Book Review: The Information

I'd been sitting on the final chapter of James Gleick's The Information when I noticed in my Kindle app that I was coming up on a year since I'd started it. I made the final push today and finished it a year and a day after I first cracked it open.

It's a dense and broad-reaching book on information theory. The author covers a huge range of subjects in a pretty daunting level of detail. From natives using drums to communicate complicated messages, to the history of Babbage's analytical engine, to telegraphs, to information encoding in DNA, to quantum mechanics, to name only a handful of his long list of topics. It's not often I've seen such a broad range of topics covered so thoroughly.

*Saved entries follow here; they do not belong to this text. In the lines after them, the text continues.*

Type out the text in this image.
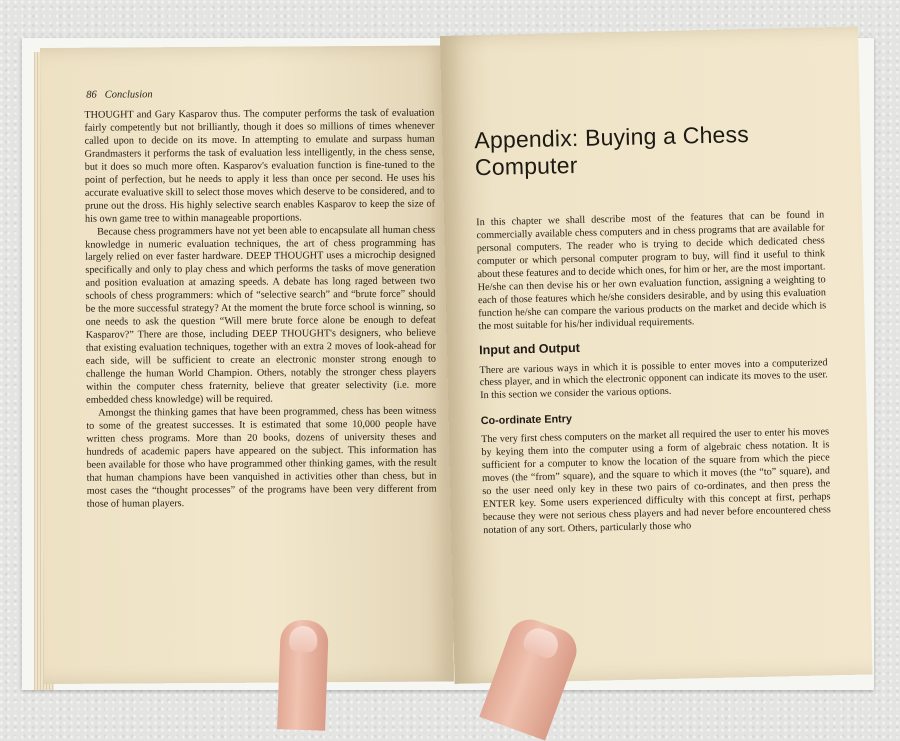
86 Conclusion

THOUGHT and Gary Kasparov thus. The computer performs the task of evaluation fairly competently but not brilliantly, though it does so millions of times whenever called upon to decide on its move. In attempting to emulate and surpass human Grandmasters it performs the task of evaluation less intelligently, in the chess sense, but it does so much more often. Kasparov's evaluation function is fine-tuned to the point of perfection, but he needs to apply it less than once per second. He uses his accurate evaluative skill to select those moves which deserve to be considered, and to prune out the dross. His highly selective search enables Kasparov to keep the size of his own game tree to within manageable proportions.

Because chess programmers have not yet been able to encapsulate all human chess knowledge in numeric evaluation techniques, the art of chess programming has largely relied on ever faster hardware. DEEP THOUGHT uses a microchip designed specifically and only to play chess and which performs the tasks of move generation and position evaluation at amazing speeds. A debate has long raged between two schools of chess programmers: which of “selective search” and “brute force” should be the more successful strategy? At the moment the brute force school is winning, so one needs to ask the question “Will mere brute force alone be enough to defeat Kasparov?” There are those, including DEEP THOUGHT's designers, who believe that existing evaluation techniques, together with an extra 2 moves of look-ahead for each side, will be sufficient to create an electronic monster strong enough to challenge the human World Champion. Others, notably the stronger chess players within the computer chess fraternity, believe that greater selectivity (i.e. more embedded chess knowledge) will be required.

Amongst the thinking games that have been programmed, chess has been witness to some of the greatest successes. It is estimated that some 10,000 people have written chess programs. More than 20 books, dozens of university theses and hundreds of academic papers have appeared on the subject. This information has been available for those who have programmed other thinking games, with the result that human champions have been vanquished in activities other than chess, but in most cases the “thought processes” of the programs have been very different from those of human players.

Appendix: Buying a Chess Computer

In this chapter we shall describe most of the features that can be found in commercially available chess computers and in chess programs that are available for personal computers. The reader who is trying to decide which dedicated chess computer or which personal computer program to buy, will find it useful to think about these features and to decide which ones, for him or her, are the most important. He/she can then devise his or her own evaluation function, assigning a weighting to each of those features which he/she considers desirable, and by using this evaluation function he/she can compare the various products on the market and decide which is the most suitable for his/her individual requirements.

Input and Output

There are various ways in which it is possible to enter moves into a computerized chess player, and in which the electronic opponent can indicate its moves to the user. In this section we consider the various options.

Co-ordinate Entry

The very first chess computers on the market all required the user to enter his moves by keying them into the computer using a form of algebraic chess notation. It is sufficient for a computer to know the location of the square from which the piece moves (the “from” square), and the square to which it moves (the “to” square), and so the user need only key in these two pairs of co-ordinates, and then press the ENTER key. Some users experienced difficulty with this concept at first, perhaps because they were not serious chess players and had never before encountered chess notation of any sort. Others, particularly those who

While I really wanted to love the book, its strength is also it's undoing. For example, as fascinating as the working relationship between Babbage and Lovelace was, I'm not sure I needed that kind of detail (and it goes on for pages and pages) to get his point about the processing of information. In the end, the author is trying to cover too much. Some subjects are done superbly (like the Babbage-including one I just mentioned), but others are weak and confusing. Each subject not only gets a deep explanation (or an attempt at one), but also biographies of many involved. While I find these interesting, in this case it bloated the work.

After all of that, and after taking so long to read it, the main point was lost on me. I think the author is trying to say something about the accelerating pace of information and how our ability to deal with it continually adapts. However, the main point for me was lost in the deluge of information. Perhaps that itself was the point.